Investors and Federal Reserve officials are at odds over the path of US interest rates this year, widening a gap between the forecasts of policymakers and market expectations.

Markets suggest the central bank will back off and reverse its months-long campaign to raise interest rates, the most aggressive since the 1980s. Senior Fed officials insist it will hold firm.

The divergence reflects beliefs about future inflation, which has cooled in recent months but remains high by historical standards. “There is a very clear disconnect and it is a disconnect about inflation,” said Priya Misra, head of rates strategy at TD Securities.

Most Fed officials have endorsed raising the benchmark federal funds rate above 5 per cent and maintaining that level until at least the end of the year in order to cool the economy enough to get inflation under control.

Futures markets indicate the Fed will stop short, capping its policy rate between 4.75 per cent and 5 per cent, before implementing half of a percentage point’s worth of interest rate cuts from peak levels by December. By the end of 2024 the fed funds rate will fall as low as 2.8 per cent, according to market prices, roughly a full percentage point below what Fed officials projected in December.

Bets on lower rates have proliferated as investors have lowered their inflation expectations. On Friday the one-year US inflation swap, a derivatives contract that reflects inflation expectations for a year from now, was 1.77 per cent, its lowest level in more than two years, according to Refinitiv.

Another market measure, the so-called one-year break-even inflation rate, currently stands at 2 per cent.

Ajay Rajadhyaksha, global chair of research at Barclays, said: “The market does genuinely believe that inflation will come down more quickly than the Fed expects it to. The Fed believes that it is very difficult for inflation to come down without the labour market softening, but the market isn’t convinced.”

Fed officials have sought to curb speculation that they will soon change course even though some favour slowing the rate of increase to a quarter of a percentage point at their next meeting, which ends on February 1.

In the past week senior policymakers — including Lael Brainard, the Fed vice-chair and John Williams of the New York Fed — repeated that the central bank will “stay the course” on further rate increases.

The Fed’s preferred measure of inflation — the core personal consumption expenditures price index — stands at 4.5 per cent, down from its peak of 5.4 per cent last year but more than double the central bank’s 2 per cent target.

Central bankers are chiefly concerned about inflation in the services sector, which they worry will take longer to wring out than price pressures tied to the commodities shock triggered by the war in Ukraine and supply chain blockages linked to the Covid-19 pandemic.

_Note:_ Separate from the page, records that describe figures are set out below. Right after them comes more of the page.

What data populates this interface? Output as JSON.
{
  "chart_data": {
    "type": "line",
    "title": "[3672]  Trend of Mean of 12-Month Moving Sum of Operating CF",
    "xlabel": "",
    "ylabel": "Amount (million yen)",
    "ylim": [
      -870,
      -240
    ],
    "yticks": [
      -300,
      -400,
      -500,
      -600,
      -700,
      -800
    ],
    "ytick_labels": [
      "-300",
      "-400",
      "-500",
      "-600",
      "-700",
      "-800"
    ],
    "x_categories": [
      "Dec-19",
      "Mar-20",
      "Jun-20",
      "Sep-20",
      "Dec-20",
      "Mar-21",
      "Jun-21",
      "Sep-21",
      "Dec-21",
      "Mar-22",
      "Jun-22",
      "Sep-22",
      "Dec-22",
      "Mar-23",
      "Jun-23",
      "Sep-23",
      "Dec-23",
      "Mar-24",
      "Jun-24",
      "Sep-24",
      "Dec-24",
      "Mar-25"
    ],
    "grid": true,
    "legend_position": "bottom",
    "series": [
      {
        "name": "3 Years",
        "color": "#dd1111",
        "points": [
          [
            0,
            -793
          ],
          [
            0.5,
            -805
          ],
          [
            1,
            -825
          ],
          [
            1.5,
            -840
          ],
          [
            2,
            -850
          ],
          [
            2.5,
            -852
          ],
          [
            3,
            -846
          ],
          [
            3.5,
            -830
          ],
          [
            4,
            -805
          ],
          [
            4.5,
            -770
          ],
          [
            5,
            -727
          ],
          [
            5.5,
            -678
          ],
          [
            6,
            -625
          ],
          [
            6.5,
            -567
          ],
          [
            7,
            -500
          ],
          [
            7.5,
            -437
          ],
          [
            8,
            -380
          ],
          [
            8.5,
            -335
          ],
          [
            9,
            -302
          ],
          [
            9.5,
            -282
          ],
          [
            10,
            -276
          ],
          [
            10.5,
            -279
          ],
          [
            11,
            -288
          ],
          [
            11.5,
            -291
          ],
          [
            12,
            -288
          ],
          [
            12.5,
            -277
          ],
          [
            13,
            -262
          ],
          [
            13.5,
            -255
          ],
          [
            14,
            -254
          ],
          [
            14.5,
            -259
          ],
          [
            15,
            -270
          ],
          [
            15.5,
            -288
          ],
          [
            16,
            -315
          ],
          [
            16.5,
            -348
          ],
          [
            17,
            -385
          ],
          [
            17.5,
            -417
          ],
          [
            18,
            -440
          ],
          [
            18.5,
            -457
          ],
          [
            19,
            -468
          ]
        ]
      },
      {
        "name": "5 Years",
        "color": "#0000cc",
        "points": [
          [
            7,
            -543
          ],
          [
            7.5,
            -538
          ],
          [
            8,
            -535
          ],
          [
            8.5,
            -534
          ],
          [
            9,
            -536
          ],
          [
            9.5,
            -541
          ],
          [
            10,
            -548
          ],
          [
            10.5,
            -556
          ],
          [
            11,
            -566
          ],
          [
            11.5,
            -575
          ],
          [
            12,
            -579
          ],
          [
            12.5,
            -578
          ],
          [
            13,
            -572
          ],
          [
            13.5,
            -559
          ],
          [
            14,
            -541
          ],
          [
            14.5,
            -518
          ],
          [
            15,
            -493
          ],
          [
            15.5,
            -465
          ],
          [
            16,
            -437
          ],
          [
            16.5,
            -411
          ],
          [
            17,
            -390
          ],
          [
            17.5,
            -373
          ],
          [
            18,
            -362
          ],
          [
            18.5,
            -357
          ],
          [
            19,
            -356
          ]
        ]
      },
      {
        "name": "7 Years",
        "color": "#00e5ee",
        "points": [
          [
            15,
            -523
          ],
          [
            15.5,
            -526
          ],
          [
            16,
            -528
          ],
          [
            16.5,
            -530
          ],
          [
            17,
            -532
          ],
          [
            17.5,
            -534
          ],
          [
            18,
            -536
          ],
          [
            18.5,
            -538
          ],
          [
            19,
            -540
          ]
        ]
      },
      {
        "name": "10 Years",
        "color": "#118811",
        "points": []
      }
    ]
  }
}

“We do not want to be head-faked,” Christopher Waller, a Fed governor, said on Friday. He later said: “Inflation is not going to just miraculously melt away. It’s going to be a slower, harder slog to get inflation down, and therefore we have to keep rates higher for longer and not start cutting rates by the end of the year.”

Market expectations do not imply consensus on Wall Street. “I do not believe that there will be a rate cut in 2023,” said Ron O’Hanley, chief executive of State Street, the US custody bank. “There will be a moderating pace of rate increases.”

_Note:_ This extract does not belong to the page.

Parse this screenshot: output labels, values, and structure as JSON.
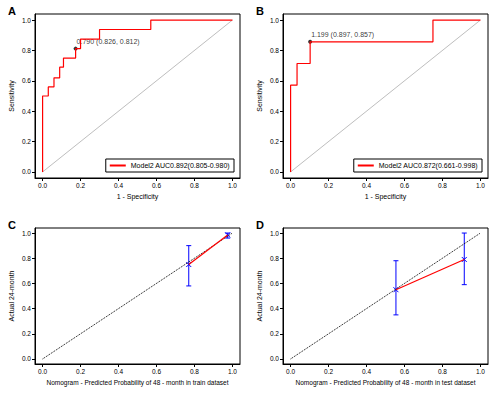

However, many investors have taken heed of recent data which show economic activity slowing and other signs that US consumer spending is starting to take a hit.

“The market is pricing cuts as there is high conviction the data will turn weak,” said Kavi Gupta, co-head of rates trading at Bank of America.

The most recent US employment data, which showed a slowdown in wage growth, has also added to the market’s conviction that inflation will drop significantly.

The jobs and wages data are “the last piece you needed to see to be convinced that the decline in inflation is sustainable”, said Eric Winograd, an economist at AllianceBernstein.

Still, Winograd said, “there is a lot of hope embedded in market expectations of a rapid decline in inflation”.